Obviously the countries are vastly different in terms of their economic power. Nevertheless, they share startlingly similar problems, which Mexico has done a better job of solving. After a long spending spree, Mexico's budget deficit soared to 18 percent of gross domestic product by 1982. Through a combination of gut-wrenching cuts in spending and far-reaching tax reform, Mexico's budget today is essentially in balance. Mexico delights in pointing out, accurately, that it has put into effect the equivalent of three Gramm-Rudmans. Would that our government could achieve even one.

The United States runs chronic trade deficits, and protectionist sentiment, especially in Congress, is strong. The most recent manifestation, coming on the heels of many others, is the textile bill. Though vetoed by the president, it reflects a political consensus in this country that certain sectors, both industrial and agricultural, still need to be protected. Compared with a decade ago, restraints on U.S. imports have doubled. At least 20 percent of U.S. imports are limited by some form of non-tariff barrier, thus not only depriving the consumer of cheaper imports but also subsidizing noncompetitive industry.

Mexico, on the other hand, has dramatically reduced import barriers, transforming itself from one of the most closed economies in the world to one of the most open. Non-oil exports have quadrupled, and Mexico has become a world-class producer of automobiles, automotive parts, televisions, computer chips and satellite and aircraft components.

Foreigners are losing confidence in our inability to solve our budget and trade problems. They are now investing considerably less in the United States, making it much more difficult for us to finance the world's largest national debt -- that is, our own. At the same time, sentiment in the United States, especially in Congress, is shortsightedly moving toward restricting foreign investment, just when we need it most.

Mexico, on the other hand, is moving head-long toward opening up to foreign capital. It has long dramatically liberalized foreign investment regulations, even permitting foreign capital into the heretofore sacrosanct petrochemical, telecommunications, steel and banking sectors. Crude-oil production and even electricity may well open up in the near future. In addition, billions of dollars of Mexican and foreign capital are flooding into Mexican treasury notes and into the Mexican stock market, one of the world's fastest-growing.

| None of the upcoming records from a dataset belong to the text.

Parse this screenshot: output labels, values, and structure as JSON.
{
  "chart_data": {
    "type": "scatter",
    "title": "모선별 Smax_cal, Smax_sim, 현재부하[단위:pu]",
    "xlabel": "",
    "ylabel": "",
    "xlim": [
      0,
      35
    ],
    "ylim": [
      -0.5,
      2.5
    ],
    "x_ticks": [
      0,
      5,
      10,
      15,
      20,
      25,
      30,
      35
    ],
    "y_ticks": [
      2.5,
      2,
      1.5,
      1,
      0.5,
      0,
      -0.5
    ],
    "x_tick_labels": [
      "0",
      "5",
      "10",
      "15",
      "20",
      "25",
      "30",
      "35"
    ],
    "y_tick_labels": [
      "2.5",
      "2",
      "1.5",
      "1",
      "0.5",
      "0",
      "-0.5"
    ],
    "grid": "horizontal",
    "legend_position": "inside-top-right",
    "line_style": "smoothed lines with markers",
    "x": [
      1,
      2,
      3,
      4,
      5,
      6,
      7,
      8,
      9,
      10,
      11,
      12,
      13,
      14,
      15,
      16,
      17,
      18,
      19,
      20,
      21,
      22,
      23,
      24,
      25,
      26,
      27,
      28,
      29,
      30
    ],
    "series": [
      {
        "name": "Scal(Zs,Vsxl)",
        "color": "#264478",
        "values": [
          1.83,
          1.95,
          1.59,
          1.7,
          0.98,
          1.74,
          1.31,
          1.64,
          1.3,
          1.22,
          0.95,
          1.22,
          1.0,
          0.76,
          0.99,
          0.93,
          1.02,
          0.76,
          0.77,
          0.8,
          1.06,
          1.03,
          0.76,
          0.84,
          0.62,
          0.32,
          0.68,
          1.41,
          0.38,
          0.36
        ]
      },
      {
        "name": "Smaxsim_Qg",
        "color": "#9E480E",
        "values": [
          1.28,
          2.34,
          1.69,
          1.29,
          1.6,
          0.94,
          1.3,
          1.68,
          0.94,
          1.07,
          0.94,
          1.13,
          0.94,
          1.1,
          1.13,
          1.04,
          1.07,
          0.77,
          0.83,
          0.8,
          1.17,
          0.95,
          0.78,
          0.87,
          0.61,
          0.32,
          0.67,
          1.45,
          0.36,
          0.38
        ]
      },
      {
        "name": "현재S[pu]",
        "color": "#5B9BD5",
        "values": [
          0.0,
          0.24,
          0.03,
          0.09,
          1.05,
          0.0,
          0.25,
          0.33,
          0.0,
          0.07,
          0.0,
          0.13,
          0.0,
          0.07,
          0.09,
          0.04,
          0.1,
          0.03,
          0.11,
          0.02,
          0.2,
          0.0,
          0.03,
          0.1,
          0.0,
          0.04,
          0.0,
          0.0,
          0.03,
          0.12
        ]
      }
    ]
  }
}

As contrasted with the troubled American exchanges, the Mexican bourse grew by 94 percent in dollar terms in 1988, 68 percent in 1989 and 21 percent so far this year.

It should be kept in mind that while carrying out these far-reaching and painful reforms, Mexico never missed a payment on the debt owed to its external creditors. Global financial markets are finally recognizing the seriousness and irreversibility of Mexico's policies, and for the first time in almost a decade, the bond markets are voluntarily financing development projects there.

Without doubt, Mexico's strong presidency and relatively weak congress have made these dramatic reforms somewhat easier than they would be in a society like the United States', where a powerful Congress can and does stand up to the White House. But the explanation behind Mexico's success and the United States' failure lies less in the nature of their political systems than in the nature of their leadership.

President Carlos Salinas, against considerable odds, has stood up to those in his country, including those in his own party who wanted to keep Mexico from modernizing. While Mexico still has daunting problems, Salinas has gone much farther than the United States in correcting structural imbalances in the economy. President Bush and the leaders of Congress can learn a lesson from our neighbor to the south.

The writer, a deputy assistant secretary of state for Mexico from 1977 to 1979, is a consultant to U.S. and Japanese corporations and banks on Latin America.